A pay deal has been signed between the union representing primary and intermediate teachers and the Government to introduce an allowance for 800 expert teachers worth $4 million, the start of performance pay.
Principals will endorse teachers who meet a set of criteria judged against the New Zealand curriculum and they will be assessed by a panel of people who are yet to be decided.
The union, New Zealand Educational Institute, say they took the idea of an allowance to reward experienced teaching staff to the Education Ministry in its pay negotiation round, asking for as many allowances as possible.
Its Primary Teachers Collective Agreement was fully ratified with the ministry on June 7, after long negotiations.
The "advanced classroom expertise teacher allowance" was agreed to by the ministry, but was capped at 800 eligible teachers.
By 2015, 800 teachers across 2000 primary and intermediate schools will be paid an allowance of $5000 a year - worth $4 million.
The allowances will be contestable - if a teacher stops meeting the criteria or leaves the school it will stop.
The union would ask for more allowance in the next pay negotiations.
NZEI's president Judith Nowotarski confirmed the new bonus scheme was the union's idea and she could see how it looked like the start of performance pay in the education sector in New Zealand. "It's difficult because there's a number on it.
"I think it could look like performance pay if you don't take into consideration the development behind it and its intent."
She also confirmed new and entry-level teachers could take a cut, receiving lower pay scale increases.
"In negotiations compromises have to occur."
Teachers on the primary and intermediate entry-level pay rates (scales 1 to 7) received on average a 1.2 per cent pay increase in the latest settlement.
Mrs Nowotarski said the type of teachers eligible for the allowance would be on scale 8 of the collective agreement, earning $57,306 and be experts in the classroom.
Teachers on the highest steps could apply for a $5000 allowance and in addition would get up to a 3 per cent pay increase.
Mrs Nowotarski said most primary and intermediate teachers were on the higher levels of the collective agreement pay scale. She believed the union would not lose members over the perceived introduction of performance pay.
She said the union entered a long-term work programme with the ministry to work on improving career pathways for teachers in 2004.
A staff member at NZEI said its members would not see it as performance pay because teachers' achievement wouldn't be based on raw National Standards data.
Performance pay not always a success: union
Workers say they would put in the hard yards if their pay was linked to performance, but at least one union says money is not a magic bullet for higher productivity.
A global survey, which includes the view of 3500 New Zealand workers, has found almost half who are not on performance-based pay believe they would perform better if their earnings were linked to performance or productivity.
The Kelly Global Workforce Index questioned more than 120,000 employees from 31 different countries.
According to the survey, New Zealand has one of the lowest levels of performance-based pay in the Asia Pacific region.

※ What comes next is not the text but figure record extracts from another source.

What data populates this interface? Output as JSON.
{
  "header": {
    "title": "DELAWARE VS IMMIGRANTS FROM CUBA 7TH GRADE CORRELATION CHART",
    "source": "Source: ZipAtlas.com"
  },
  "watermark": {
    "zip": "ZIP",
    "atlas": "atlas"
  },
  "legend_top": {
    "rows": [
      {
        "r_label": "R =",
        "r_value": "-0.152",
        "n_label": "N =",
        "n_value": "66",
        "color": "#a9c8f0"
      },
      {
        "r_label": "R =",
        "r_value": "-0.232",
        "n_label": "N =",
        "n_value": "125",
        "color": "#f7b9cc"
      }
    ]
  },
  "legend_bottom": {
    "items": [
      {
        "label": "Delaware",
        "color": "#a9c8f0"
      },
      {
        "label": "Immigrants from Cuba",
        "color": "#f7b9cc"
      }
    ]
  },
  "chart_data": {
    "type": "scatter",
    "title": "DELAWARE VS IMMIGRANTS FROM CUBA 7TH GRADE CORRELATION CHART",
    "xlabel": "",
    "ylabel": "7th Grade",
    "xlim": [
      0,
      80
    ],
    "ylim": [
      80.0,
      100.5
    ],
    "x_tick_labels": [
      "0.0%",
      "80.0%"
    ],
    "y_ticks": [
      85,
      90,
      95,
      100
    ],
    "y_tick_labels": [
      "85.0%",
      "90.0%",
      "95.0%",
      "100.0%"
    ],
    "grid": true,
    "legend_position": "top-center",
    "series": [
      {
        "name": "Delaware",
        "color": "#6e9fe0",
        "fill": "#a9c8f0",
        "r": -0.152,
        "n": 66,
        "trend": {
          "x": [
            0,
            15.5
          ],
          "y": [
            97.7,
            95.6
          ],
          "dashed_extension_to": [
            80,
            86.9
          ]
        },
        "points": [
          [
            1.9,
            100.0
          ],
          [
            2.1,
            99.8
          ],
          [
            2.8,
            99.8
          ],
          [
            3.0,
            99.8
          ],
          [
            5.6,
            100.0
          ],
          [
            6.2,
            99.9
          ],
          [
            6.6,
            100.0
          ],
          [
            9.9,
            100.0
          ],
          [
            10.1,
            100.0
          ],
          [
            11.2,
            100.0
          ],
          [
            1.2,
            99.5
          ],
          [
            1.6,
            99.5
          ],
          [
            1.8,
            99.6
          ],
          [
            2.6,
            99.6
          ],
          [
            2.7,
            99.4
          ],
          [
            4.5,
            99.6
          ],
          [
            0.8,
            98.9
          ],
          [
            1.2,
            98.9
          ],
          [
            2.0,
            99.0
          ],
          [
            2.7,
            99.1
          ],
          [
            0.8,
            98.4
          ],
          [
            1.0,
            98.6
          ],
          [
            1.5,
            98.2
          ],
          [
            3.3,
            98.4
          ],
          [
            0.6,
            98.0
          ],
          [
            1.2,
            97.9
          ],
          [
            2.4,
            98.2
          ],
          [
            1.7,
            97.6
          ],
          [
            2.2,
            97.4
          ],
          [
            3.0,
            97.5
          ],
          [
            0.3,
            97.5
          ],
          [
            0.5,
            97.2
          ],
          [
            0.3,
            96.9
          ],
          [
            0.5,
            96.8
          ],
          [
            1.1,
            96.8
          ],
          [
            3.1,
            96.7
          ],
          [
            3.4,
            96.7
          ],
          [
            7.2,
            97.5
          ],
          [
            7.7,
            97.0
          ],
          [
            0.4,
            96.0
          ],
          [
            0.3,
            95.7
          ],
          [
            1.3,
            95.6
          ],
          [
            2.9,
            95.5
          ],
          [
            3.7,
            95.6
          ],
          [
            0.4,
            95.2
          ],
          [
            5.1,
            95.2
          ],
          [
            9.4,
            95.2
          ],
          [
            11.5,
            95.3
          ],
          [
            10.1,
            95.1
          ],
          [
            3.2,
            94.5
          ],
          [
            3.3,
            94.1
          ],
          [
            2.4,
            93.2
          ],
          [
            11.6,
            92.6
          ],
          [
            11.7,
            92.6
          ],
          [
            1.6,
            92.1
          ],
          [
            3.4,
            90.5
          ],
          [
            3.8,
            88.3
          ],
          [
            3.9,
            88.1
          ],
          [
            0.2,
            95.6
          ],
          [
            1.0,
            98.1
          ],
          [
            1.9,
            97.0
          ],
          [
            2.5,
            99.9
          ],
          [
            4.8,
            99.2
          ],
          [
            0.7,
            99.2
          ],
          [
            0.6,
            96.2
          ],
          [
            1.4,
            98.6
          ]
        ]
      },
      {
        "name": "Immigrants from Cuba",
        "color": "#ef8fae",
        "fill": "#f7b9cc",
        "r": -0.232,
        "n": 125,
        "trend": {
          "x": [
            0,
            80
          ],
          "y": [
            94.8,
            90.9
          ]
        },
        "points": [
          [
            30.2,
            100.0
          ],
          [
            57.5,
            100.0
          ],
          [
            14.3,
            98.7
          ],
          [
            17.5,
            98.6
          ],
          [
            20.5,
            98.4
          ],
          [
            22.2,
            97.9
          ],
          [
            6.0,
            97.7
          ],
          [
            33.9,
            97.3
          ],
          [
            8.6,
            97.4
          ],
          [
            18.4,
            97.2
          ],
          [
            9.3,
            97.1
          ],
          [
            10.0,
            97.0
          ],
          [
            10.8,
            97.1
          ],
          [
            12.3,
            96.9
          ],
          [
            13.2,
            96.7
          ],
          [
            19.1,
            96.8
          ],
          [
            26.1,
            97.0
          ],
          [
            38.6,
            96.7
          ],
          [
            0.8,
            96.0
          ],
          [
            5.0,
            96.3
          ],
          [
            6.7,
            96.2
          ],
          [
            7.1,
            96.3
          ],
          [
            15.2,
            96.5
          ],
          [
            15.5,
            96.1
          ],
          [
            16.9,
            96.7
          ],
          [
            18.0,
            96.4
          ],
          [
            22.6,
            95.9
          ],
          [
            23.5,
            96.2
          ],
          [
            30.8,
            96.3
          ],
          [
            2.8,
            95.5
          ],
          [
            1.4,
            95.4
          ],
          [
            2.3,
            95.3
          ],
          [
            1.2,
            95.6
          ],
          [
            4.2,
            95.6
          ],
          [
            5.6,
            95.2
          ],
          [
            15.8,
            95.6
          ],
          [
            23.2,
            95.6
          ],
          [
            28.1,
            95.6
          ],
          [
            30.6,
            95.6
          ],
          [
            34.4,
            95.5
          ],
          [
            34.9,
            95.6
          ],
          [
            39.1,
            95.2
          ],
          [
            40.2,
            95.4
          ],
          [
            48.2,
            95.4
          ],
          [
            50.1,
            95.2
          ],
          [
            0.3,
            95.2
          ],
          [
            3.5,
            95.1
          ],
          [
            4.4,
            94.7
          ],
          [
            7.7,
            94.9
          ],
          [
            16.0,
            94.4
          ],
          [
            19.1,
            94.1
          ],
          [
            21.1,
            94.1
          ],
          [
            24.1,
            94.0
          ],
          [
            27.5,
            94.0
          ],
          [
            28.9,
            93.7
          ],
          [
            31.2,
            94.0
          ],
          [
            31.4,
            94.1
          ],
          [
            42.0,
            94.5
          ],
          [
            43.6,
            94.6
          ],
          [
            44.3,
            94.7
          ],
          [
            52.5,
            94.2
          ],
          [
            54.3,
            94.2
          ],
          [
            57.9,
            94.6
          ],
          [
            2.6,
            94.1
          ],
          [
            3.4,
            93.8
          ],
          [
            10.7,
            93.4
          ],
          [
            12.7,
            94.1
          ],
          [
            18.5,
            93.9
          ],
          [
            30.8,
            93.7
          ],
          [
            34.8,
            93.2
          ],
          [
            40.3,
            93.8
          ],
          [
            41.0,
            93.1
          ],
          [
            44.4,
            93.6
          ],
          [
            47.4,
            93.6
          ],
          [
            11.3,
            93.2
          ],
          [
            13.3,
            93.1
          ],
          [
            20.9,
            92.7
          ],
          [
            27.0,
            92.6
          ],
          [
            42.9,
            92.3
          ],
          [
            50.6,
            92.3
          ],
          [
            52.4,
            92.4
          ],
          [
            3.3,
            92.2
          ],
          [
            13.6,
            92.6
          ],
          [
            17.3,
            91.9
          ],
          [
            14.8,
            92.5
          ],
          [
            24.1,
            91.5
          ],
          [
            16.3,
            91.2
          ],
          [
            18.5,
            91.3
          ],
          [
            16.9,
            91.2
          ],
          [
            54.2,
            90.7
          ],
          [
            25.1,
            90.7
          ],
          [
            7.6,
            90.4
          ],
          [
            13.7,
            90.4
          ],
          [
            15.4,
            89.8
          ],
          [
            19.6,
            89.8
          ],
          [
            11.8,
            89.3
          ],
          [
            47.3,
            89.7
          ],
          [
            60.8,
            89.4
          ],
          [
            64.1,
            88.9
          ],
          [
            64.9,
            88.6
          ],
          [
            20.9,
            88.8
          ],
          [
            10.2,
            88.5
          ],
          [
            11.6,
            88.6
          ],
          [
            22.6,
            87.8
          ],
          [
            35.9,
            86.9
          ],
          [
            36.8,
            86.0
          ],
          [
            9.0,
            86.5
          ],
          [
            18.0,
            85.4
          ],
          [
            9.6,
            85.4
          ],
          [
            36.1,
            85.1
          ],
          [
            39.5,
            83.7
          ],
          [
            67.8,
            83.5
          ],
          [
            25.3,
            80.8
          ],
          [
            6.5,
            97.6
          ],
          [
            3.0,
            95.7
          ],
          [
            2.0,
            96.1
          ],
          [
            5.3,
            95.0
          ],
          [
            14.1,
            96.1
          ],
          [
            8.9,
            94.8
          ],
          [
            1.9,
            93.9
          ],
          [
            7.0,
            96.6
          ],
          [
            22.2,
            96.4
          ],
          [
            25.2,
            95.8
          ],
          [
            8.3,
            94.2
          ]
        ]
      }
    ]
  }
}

Public Service Association national secretary Brenda Pilott said performance pay was used in local and central government during the late 1980s and 90s, and didn't work then. "It was presented as a way to reward effort and lift performance. What was not made explicit was that it was a way to contain salary costs and circumvent the collective bargaining process," she said. "We don't believe performance pay leads to improved performance - especially in the public sector - because . . . work is not profit-driven or influenced by things such as sales margins."